From My WindowIssue Date: March 11, 2020
The Maple Gold Rush
By Jane Thibodeau Martin,>
The spring gold rush is on, with the day and nighttime temperatures vacillating above and below freezing in the formula needed to rouse the trees from their long winter sleep. Of special interest in Wisconsin is the reawakening of sugar maple trees.
My husband grew up in a big family that made their own syrup from a "sugar bush" on their land. But after decades, with the death of the patriarch and most of the siblings scattered across the U.S., this family tradition nearly died. One son who lived locally continued to gather sap on the family property to supply his own needs most years, but on a small scale.
But this year, with our return to the north, idle conversation over a beer turned into a resolution to have a family syrup reunion, with four of the brothers, a granddaughter's husband and two great-grandsons planning on participating. The effort will be conducted in the old way, with buckets instead of tubing; and sap boiling in a big pan over a wood fire banked with mud right in the sugar bush.
Maple syrup pre-dates the arrival of European immigrants in North America. The indigenous people gathered sap in shallow, bark vessels and let it freeze. The freeze would separate the water from the sugar, and once the ice was removed concentrated sap was left. The concentrate was boiled using fire heated stones.
While there are small amounts of maple syrup produced in Europe, Canada leads the world. The Canadian province of Quebec is king, producing 70 percent of the world's output, almost 8 million gallons in one data table I saw. Following Quebec are Vermont, the province of Ontario, New York, Maine, the province of New Brunswick, and Wisconsin (at 117,000 gallons of syrup the year of the data table I looked at,) followed by New Hampshire, Michigan, Ohio, Pennsylvania and Massachusetts. This morning's newscast said the Wisconsin crop is worth $7 million a year, and it's fair to guess a lot of personal production isn't counted in this figure.
When you consider it takes 40 gallons of sap to make a single gallon of syrup, that's a massive amount of collection and production, especially when it is done via pail and manual labor. During a "good run," each tapped tree can produce about a gallon of sap per day.
Many things impact the quality of the run. The climate of the tree's location, the weather of each particular spring, the time of the season (early or late) and the soil. All of these variables plus cooking methodology mean no two batches of syrup will be exactly the same.

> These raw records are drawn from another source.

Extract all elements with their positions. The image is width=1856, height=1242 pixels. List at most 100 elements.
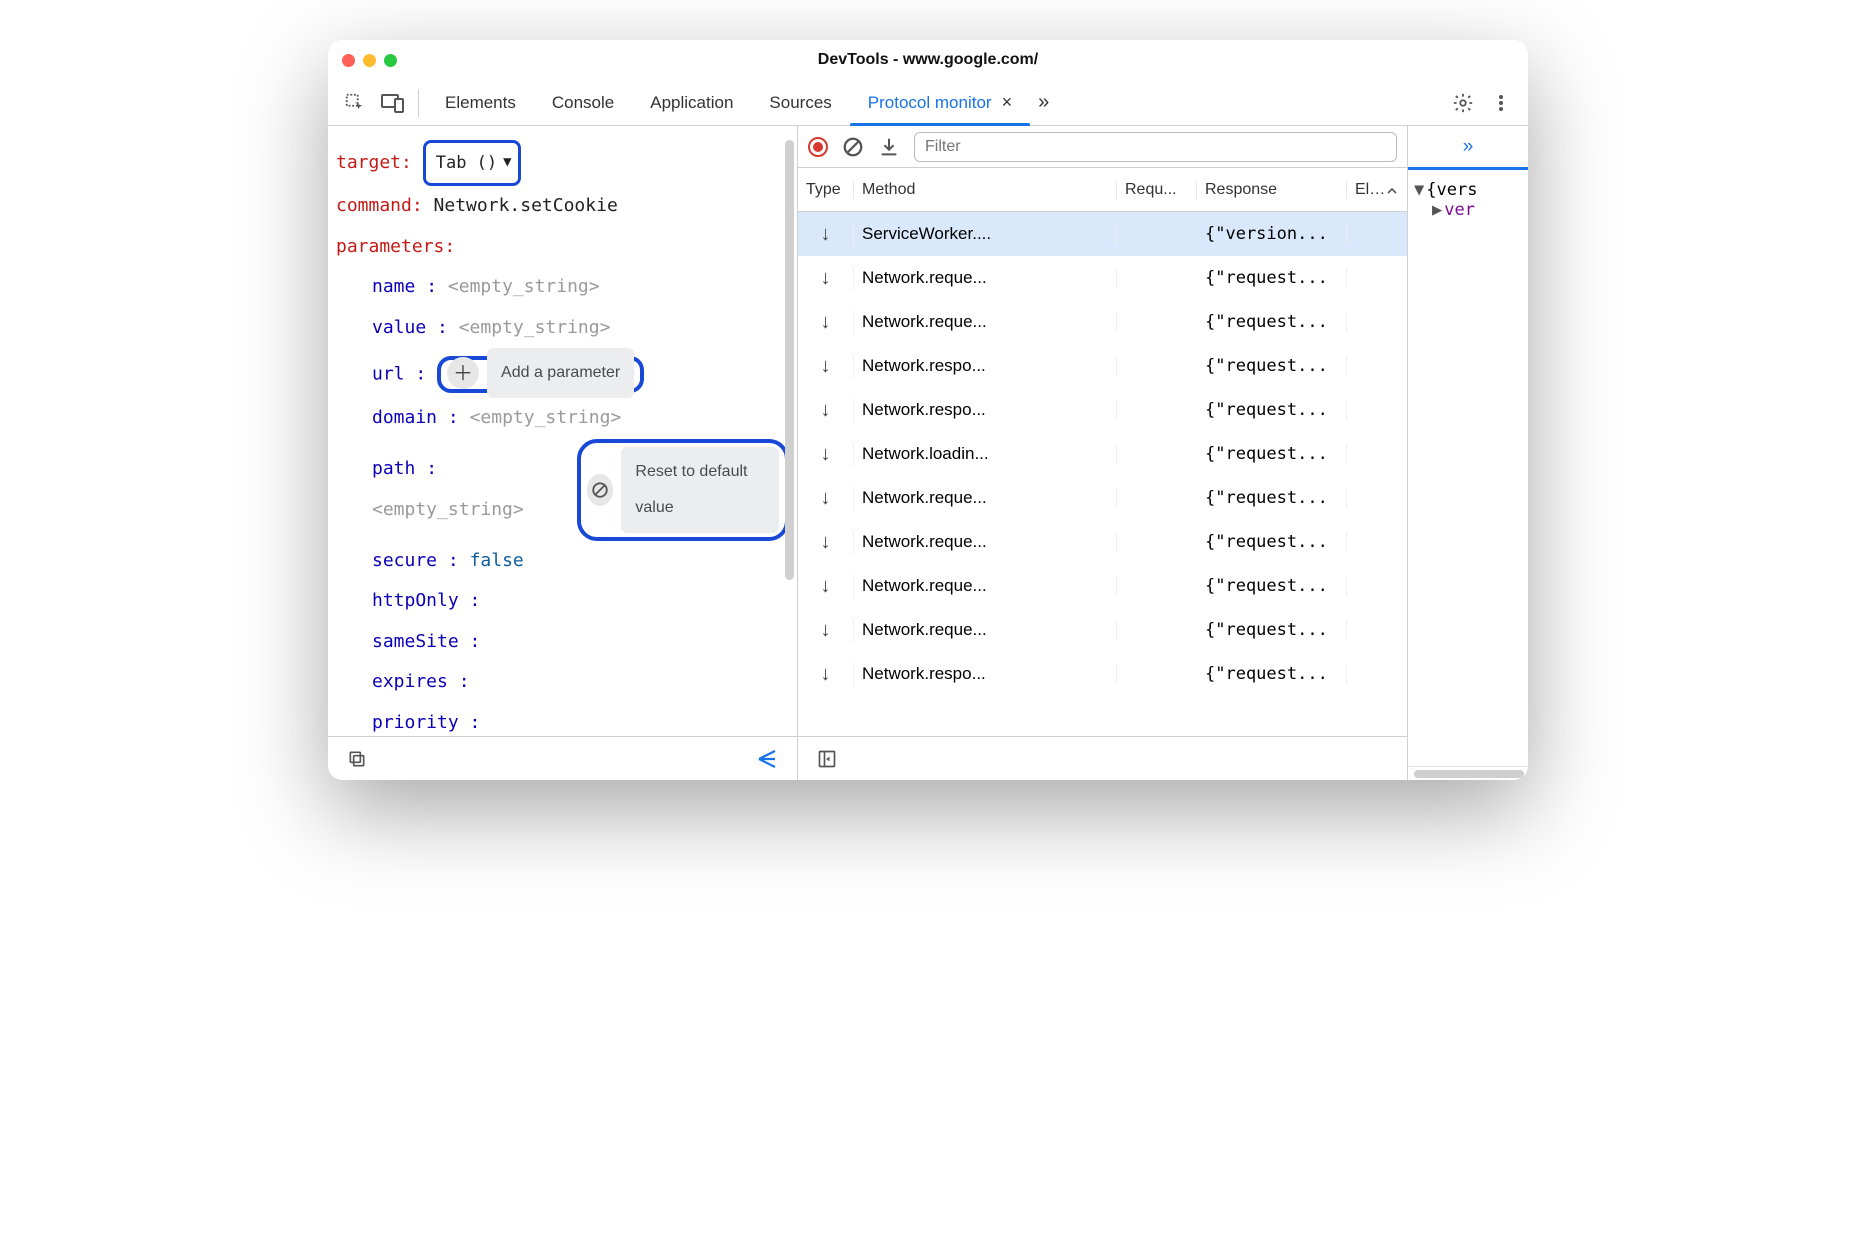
row-response: {"request... <box>1197 664 1347 684</box>
settings-gear-icon[interactable] <box>1446 86 1480 120</box>
tabs-overflow-icon[interactable]: » <box>1030 80 1057 125</box>
devtools-toolbar: Elements Console Application Sources Pro… <box>328 80 1528 126</box>
messages-table-pane: Type Method Requ... Response El… ↓ Servic… <box>798 126 1408 780</box>
command-value[interactable]: Network.setCookie <box>434 195 618 216</box>
devtools-window: DevTools - www.google.com/ Elements Cons… <box>328 40 1528 780</box>
row-method: Network.respo... <box>854 400 1117 420</box>
row-response: {"version... <box>1197 224 1347 244</box>
tab-console[interactable]: Console <box>534 80 632 125</box>
row-response: {"request... <box>1197 356 1347 376</box>
add-parameter-tooltip: Add a parameter <box>487 348 634 398</box>
tree-caret-right-icon[interactable]: ▶ <box>1432 200 1442 220</box>
table-row[interactable]: ↓Network.respo...{"request... <box>798 388 1407 432</box>
filter-input[interactable] <box>914 132 1397 162</box>
col-method[interactable]: Method <box>854 181 1117 199</box>
zoom-window-button[interactable] <box>384 54 397 67</box>
traffic-lights <box>342 54 397 67</box>
col-type[interactable]: Type <box>798 181 854 199</box>
row-method: Network.reque... <box>854 532 1117 552</box>
reset-default-button[interactable]: Reset to default value <box>587 447 779 533</box>
window-title: DevTools - www.google.com/ <box>328 51 1528 69</box>
table-row[interactable]: ↓Network.loadin... {"request... <box>798 432 1407 476</box>
table-row[interactable]: ↓Network.reque...{"request... <box>798 564 1407 608</box>
direction-icon: ↓ <box>798 355 854 378</box>
table-row[interactable]: ↓Network.reque... {"request... <box>798 256 1407 300</box>
details-h-scrollbar[interactable] <box>1408 766 1528 780</box>
row-response: {"request... <box>1197 312 1347 332</box>
row-response: {"request... <box>1197 488 1347 508</box>
direction-icon: ↓ <box>798 663 854 686</box>
direction-icon: ↓ <box>798 487 854 510</box>
row-method: ServiceWorker.... <box>854 224 1117 244</box>
chevron-down-icon: ▼ <box>503 147 511 179</box>
direction-icon: ↓ <box>798 575 854 598</box>
inspect-element-icon[interactable] <box>338 86 372 120</box>
row-method: Network.respo... <box>854 356 1117 376</box>
target-key: target <box>336 152 401 173</box>
close-window-button[interactable] <box>342 54 355 67</box>
row-response: {"request... <box>1197 268 1347 288</box>
send-command-icon[interactable] <box>751 742 785 776</box>
table-row[interactable]: ↓Network.respo...{"request... <box>798 652 1407 696</box>
details-pane: » ▼{vers ▶ver <box>1408 126 1528 780</box>
titlebar: DevTools - www.google.com/ <box>328 40 1528 80</box>
table-footer <box>798 736 1407 780</box>
row-response: {"request... <box>1197 620 1347 640</box>
table-row[interactable]: ↓Network.reque...{"request... <box>798 476 1407 520</box>
download-icon[interactable] <box>878 136 900 158</box>
prohibit-icon <box>587 474 614 506</box>
panel-tabs: Elements Console Application Sources Pro… <box>427 80 1057 125</box>
tab-sources[interactable]: Sources <box>751 80 849 125</box>
direction-icon: ↓ <box>798 619 854 642</box>
plus-icon: ＋ <box>447 357 479 389</box>
add-parameter-highlight: ＋ Add a parameter <box>437 356 644 393</box>
details-tree[interactable]: ▼{vers ▶ver <box>1408 170 1528 230</box>
tab-protocol-monitor[interactable]: Protocol monitor × <box>850 80 1030 125</box>
table-row[interactable]: ↓Network.reque... {"request... <box>798 608 1407 652</box>
direction-icon: ↓ <box>798 399 854 422</box>
minimize-window-button[interactable] <box>363 54 376 67</box>
row-response: {"request... <box>1197 444 1347 464</box>
direction-icon: ↓ <box>798 311 854 334</box>
direction-icon: ↓ <box>798 443 854 466</box>
close-tab-icon[interactable]: × <box>1002 92 1013 113</box>
tree-caret-down-icon[interactable]: ▼ <box>1414 180 1424 200</box>
row-method: Network.reque... <box>854 312 1117 332</box>
row-method: Network.reque... <box>854 620 1117 640</box>
details-tab-overflow[interactable]: » <box>1408 126 1528 170</box>
row-method: Network.reque... <box>854 268 1117 288</box>
row-method: Network.loadin... <box>854 444 1117 464</box>
command-editor[interactable]: target: Tab () ▼ command: Network.setCoo… <box>328 126 797 736</box>
direction-icon: ↓ <box>798 267 854 290</box>
command-key: command <box>336 195 412 216</box>
clear-icon[interactable] <box>842 136 864 158</box>
row-method: Network.reque... <box>854 576 1117 596</box>
editor-footer <box>328 736 797 780</box>
device-toolbar-icon[interactable] <box>376 86 410 120</box>
table-header: Type Method Requ... Response El… <box>798 168 1407 212</box>
table-row[interactable]: ↓Network.respo... {"request... <box>798 344 1407 388</box>
target-select[interactable]: Tab () ▼ <box>423 140 521 186</box>
table-row[interactable]: ↓Network.reque...{"request... <box>798 520 1407 564</box>
tab-elements[interactable]: Elements <box>427 80 534 125</box>
right-panes: Type Method Requ... Response El… ↓ Servic… <box>798 126 1528 780</box>
toolbar-separator <box>418 89 419 117</box>
table-row[interactable]: ↓Network.reque... {"request... <box>798 300 1407 344</box>
col-elapsed[interactable]: El… <box>1347 181 1407 199</box>
more-vertical-icon[interactable] <box>1484 86 1518 120</box>
copy-icon[interactable] <box>340 742 374 776</box>
table-body[interactable]: ↓ServiceWorker....{"version...↓Network.r… <box>798 212 1407 736</box>
tab-application[interactable]: Application <box>632 80 751 125</box>
table-row[interactable]: ↓ServiceWorker....{"version... <box>798 212 1407 256</box>
dock-side-icon[interactable] <box>810 742 844 776</box>
record-button[interactable] <box>808 137 828 157</box>
command-editor-pane: target: Tab () ▼ command: Network.setCoo… <box>328 126 798 780</box>
scrollbar-thumb[interactable] <box>785 140 794 580</box>
reset-default-highlight: Reset to default value <box>577 439 789 541</box>
col-response[interactable]: Response <box>1197 181 1347 199</box>
add-parameter-button[interactable]: ＋ Add a parameter <box>447 348 634 398</box>
parameters-key: parameters <box>336 236 444 257</box>
col-request[interactable]: Requ... <box>1117 181 1197 199</box>
content-area: target: Tab () ▼ command: Network.setCoo… <box>328 126 1528 780</box>
direction-icon: ↓ <box>798 531 854 554</box>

The kind of tree producing the sap is important too. The best tree is the aptly-named sugar maple, followed by black maple, red maple, silver maple, and Norway maple. But other trees can be used as well, like boxelder, big leaf maple, big tooth maple, and paper birch. Boxelder has much lower sugar content than sugar maple, so it takes 60 gallons of sap to make a gallon of syrup. And paper birch needs 110 gallons of sap for a gallon. It is easy to see why the sugar maple reigns supreme.
Maple syrup is high in antioxidants, minerals and nutrients yet has fewer calories than honey. Maybe my brother is on to something using maple syrup to sweeten his coffee.

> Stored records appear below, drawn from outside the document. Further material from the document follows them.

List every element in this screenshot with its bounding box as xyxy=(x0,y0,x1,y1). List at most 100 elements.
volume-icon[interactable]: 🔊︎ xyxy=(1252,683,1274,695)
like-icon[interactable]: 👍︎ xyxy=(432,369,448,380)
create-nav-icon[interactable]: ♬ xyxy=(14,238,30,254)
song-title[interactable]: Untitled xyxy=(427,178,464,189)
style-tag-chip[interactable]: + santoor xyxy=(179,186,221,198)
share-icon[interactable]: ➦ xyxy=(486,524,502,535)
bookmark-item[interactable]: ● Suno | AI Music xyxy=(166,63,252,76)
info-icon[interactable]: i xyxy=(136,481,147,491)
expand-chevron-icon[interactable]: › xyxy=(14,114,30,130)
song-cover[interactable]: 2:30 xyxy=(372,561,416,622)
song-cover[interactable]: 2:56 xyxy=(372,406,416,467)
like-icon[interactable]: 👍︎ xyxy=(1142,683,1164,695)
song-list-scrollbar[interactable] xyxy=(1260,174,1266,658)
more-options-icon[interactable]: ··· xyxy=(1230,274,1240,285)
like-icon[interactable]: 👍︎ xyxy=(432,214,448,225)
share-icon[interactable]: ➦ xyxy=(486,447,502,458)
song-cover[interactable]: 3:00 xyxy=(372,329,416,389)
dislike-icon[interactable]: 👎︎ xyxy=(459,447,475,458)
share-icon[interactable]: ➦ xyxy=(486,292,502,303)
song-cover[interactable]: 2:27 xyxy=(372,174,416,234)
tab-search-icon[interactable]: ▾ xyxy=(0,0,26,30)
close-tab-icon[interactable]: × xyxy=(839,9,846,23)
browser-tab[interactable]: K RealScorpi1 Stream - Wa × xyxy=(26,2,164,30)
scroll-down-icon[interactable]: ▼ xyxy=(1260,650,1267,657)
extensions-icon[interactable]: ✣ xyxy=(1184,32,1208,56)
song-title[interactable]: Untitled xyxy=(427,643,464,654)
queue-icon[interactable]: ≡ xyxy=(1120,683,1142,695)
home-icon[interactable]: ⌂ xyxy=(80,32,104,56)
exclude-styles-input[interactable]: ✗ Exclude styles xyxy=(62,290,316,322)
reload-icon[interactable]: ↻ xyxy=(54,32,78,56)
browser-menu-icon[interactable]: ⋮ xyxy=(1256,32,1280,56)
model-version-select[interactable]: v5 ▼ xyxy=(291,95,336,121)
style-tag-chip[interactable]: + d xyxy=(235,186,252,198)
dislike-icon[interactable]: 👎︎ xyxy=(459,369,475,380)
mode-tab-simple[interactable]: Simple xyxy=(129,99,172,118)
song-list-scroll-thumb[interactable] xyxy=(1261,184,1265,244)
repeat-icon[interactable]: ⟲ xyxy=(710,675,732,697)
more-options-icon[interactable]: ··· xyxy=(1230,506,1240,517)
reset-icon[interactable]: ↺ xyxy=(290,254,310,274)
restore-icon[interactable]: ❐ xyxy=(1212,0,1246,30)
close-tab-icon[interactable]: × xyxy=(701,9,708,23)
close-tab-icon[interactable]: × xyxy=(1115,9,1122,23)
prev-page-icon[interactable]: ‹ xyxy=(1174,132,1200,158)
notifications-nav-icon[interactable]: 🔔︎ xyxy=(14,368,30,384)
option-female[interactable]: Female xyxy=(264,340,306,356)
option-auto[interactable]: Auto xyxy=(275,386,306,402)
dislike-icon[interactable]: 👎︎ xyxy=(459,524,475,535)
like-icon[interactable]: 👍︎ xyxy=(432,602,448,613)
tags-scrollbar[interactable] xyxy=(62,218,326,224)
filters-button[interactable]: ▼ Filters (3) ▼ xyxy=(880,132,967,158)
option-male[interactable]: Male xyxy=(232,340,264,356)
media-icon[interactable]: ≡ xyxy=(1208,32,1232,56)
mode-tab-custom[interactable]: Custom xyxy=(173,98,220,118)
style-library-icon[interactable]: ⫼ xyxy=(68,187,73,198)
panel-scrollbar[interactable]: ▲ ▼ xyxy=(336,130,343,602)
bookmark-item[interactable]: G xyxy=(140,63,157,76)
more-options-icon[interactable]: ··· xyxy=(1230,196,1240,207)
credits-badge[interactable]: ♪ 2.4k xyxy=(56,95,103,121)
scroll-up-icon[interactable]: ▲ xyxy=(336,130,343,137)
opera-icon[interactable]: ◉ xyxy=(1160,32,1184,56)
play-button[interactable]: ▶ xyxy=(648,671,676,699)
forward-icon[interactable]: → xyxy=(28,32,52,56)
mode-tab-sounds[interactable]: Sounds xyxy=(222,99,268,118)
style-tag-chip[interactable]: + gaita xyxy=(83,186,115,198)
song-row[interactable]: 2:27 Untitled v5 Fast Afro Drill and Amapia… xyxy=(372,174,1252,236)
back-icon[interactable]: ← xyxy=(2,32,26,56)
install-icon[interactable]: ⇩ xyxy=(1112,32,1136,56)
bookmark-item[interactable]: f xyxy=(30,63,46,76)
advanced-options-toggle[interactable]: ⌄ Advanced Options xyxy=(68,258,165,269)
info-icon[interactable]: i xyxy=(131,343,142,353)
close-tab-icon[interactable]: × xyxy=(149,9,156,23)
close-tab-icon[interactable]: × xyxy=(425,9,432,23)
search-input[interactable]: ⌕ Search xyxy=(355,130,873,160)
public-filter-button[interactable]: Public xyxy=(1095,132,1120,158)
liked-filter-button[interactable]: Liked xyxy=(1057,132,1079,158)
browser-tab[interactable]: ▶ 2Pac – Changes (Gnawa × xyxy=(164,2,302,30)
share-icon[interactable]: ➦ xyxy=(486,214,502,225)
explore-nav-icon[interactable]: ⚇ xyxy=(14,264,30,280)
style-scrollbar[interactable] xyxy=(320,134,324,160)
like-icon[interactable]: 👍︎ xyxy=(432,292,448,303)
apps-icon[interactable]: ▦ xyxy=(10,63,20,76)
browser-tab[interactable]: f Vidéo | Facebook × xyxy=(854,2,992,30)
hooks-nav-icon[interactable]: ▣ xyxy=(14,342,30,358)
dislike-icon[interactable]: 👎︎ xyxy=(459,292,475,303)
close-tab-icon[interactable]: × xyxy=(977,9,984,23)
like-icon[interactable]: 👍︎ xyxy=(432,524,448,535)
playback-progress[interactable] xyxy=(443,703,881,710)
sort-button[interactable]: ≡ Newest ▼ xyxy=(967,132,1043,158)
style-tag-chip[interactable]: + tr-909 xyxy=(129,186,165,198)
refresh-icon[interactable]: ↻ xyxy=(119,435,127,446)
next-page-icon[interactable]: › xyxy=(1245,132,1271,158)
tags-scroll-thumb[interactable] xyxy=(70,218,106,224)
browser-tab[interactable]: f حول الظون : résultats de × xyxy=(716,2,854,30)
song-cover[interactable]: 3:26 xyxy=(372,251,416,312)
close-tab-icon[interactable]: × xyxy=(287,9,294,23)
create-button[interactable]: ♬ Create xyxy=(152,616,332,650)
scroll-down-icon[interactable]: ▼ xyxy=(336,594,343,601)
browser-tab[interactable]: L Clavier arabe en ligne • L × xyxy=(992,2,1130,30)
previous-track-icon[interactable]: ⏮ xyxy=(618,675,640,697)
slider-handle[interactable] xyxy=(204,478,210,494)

One of the odd and interesting things I learned is that there is an inherited metabolic disease called "Maple Syrup Urine Disease," which affects infants, and causes their urine to smell like maple syrup. (The disease has nothing to do with consuming maple syrup.)
As I thought about maple syrup, I began to appreciate the incomparable generosity of sugar maples. Usually these trees were not planted by humans for the purpose of sap collection. They require no pesticides, cultivation or fertilizers " avoiding major costs, potential environmental impacts and human health implications. They don't need to be replanted but can be tapped year after year. After syrup season they provide shade, beauty, and habitat for insects, birds and other creatures. And in autumn, the colors of the sugar maples are peerless, making Wisconsin famous for our fall colors. The sugar maple is truly a "giving tree," with the only possible complaint about them coming from people who get cranky over raking up leaves. (If you have children or grandchildren, the tree gives again, because kids and dogs LOVE playing in fallen leaves.)

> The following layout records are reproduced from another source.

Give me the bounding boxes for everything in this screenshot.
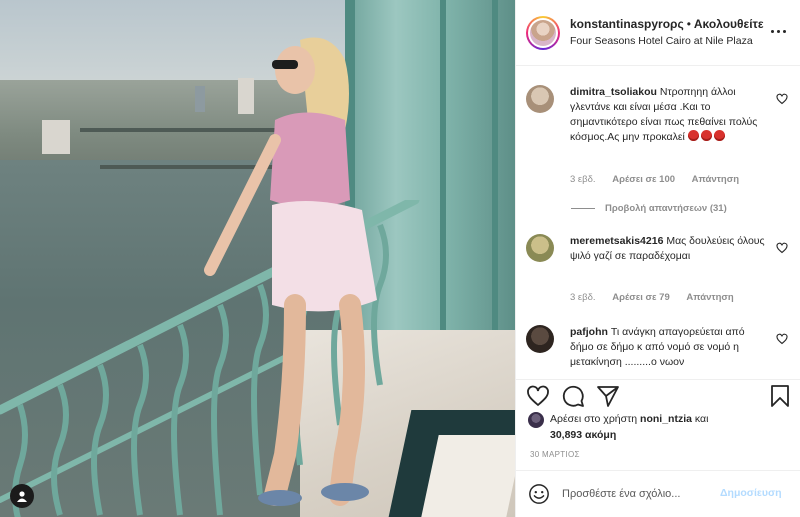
view-replies-button[interactable]: Προβολή απαντήσεων (31) [571,203,727,214]
post-sidebar: konstantinaspyrορς • Ακολουθείτε Four Seas… [515,0,800,517]
commenter-avatar[interactable] [526,234,554,262]
comment-reply-button[interactable]: Απάντηση [686,292,733,303]
comment-body: meremetsakis4216 Μας δουλεύεις όλους ψιλ… [570,234,766,264]
comment-item: pafjohn Τι ανάγκη απαγορεύεται από δήμο … [526,325,796,379]
comment-like-count[interactable]: Αρέσει σε 100 [612,174,675,185]
comment-time[interactable]: 3 εβδ. [570,174,596,185]
author-line: konstantinaspyrορς • Ακολουθείτε [570,17,764,31]
comment-body: dimitra_tsoliakou Ντροπηηη άλλοι γλεντάν… [570,85,766,145]
likes-count[interactable]: 30,893 ακόμη [550,428,616,443]
comment-username[interactable]: meremetsakis4216 [570,235,663,247]
heart-icon[interactable] [526,384,550,408]
comment-heart-icon[interactable] [776,242,788,254]
commenter-avatar[interactable] [526,85,554,113]
comment-body: pafjohn Τι ανάγκη απαγορεύεται από δήμο … [570,325,766,370]
separator: • [686,17,691,31]
post-actions [516,379,800,411]
comment-meta: 3 εβδ. Αρέσει σε 100 Απάντηση [570,174,753,185]
more-icon[interactable] [771,24,791,38]
photo-person [204,37,377,506]
comment-time[interactable]: 3 εβδ. [570,292,596,303]
follow-status[interactable]: Ακολουθείτε [694,17,764,31]
liker-username[interactable]: noni_ntzia [640,413,692,425]
photo-window-frame [440,0,446,330]
view-replies-label: Προβολή απαντήσεων (31) [605,203,727,214]
post-comment-button[interactable]: Δημοσίευση [720,487,782,499]
post-location[interactable]: Four Seasons Hotel Cairo at Nile Plaza [570,35,753,47]
comment-item: dimitra_tsoliakou Ντροπηηη άλλοι γλεντάν… [526,85,796,205]
photo-marble-tile [421,435,515,517]
smile-icon[interactable] [528,483,550,505]
liker-avatar[interactable] [528,412,544,428]
post-header: konstantinaspyrορς • Ακολουθείτε Four Seas… [516,0,800,66]
comment-heart-icon[interactable] [776,333,788,345]
photo-window-frame [492,0,498,330]
author-avatar[interactable] [526,16,560,50]
user-tag-icon[interactable] [10,484,34,508]
comment-heart-icon[interactable] [776,93,788,105]
comment-icon[interactable] [561,384,585,408]
angry-emoji-icon [687,130,727,143]
photo-building [42,120,70,154]
post-photo[interactable] [0,0,515,517]
comment-meta: 3 εβδ. Αρέσει σε 79 Απάντηση [570,292,748,303]
comment-like-count[interactable]: Αρέσει σε 79 [612,292,670,303]
comment-item: meremetsakis4216 Μας δουλεύεις όλους ψιλ… [526,234,796,314]
author-username[interactable]: konstantinaspyrορς [570,17,684,31]
comments-list: dimitra_tsoliakou Ντροπηηη άλλοι γλεντάν… [516,67,800,379]
likes-joiner: και [694,413,709,425]
comment-reply-button[interactable]: Απάντηση [692,174,739,185]
comment-username[interactable]: pafjohn [570,326,608,338]
commenter-avatar[interactable] [526,325,554,353]
likes-text: Αρέσει στο χρήστη noni_ntzia και [550,412,790,427]
send-icon[interactable] [596,384,620,408]
comment-input[interactable] [562,484,712,504]
comment-username[interactable]: dimitra_tsoliakou [570,86,657,98]
likes-prefix: Αρέσει στο χρήστη [550,413,638,425]
post-date[interactable]: 30 ΜΑΡΤΙΟΣ [530,450,580,459]
add-comment-bar: Δημοσίευση [516,470,800,517]
bookmark-icon[interactable] [768,384,792,408]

The goal of this family project is to furnish all the participants with good quality, home-grown syrup for pancakes and waffles. The syrup contains minerals drawn from Martin soil, land that has been in the family for four generations, with a fifth generation now growing up in the original family farmhouse. A byproduct will be healthy time working in the woods, family camaraderie and the reawakening of memories, alongside the reawakening of the trees. I like to think that Henry and Alice Martin are smiling down on this activity, and are pleased that some of the old ways survive in this changed world.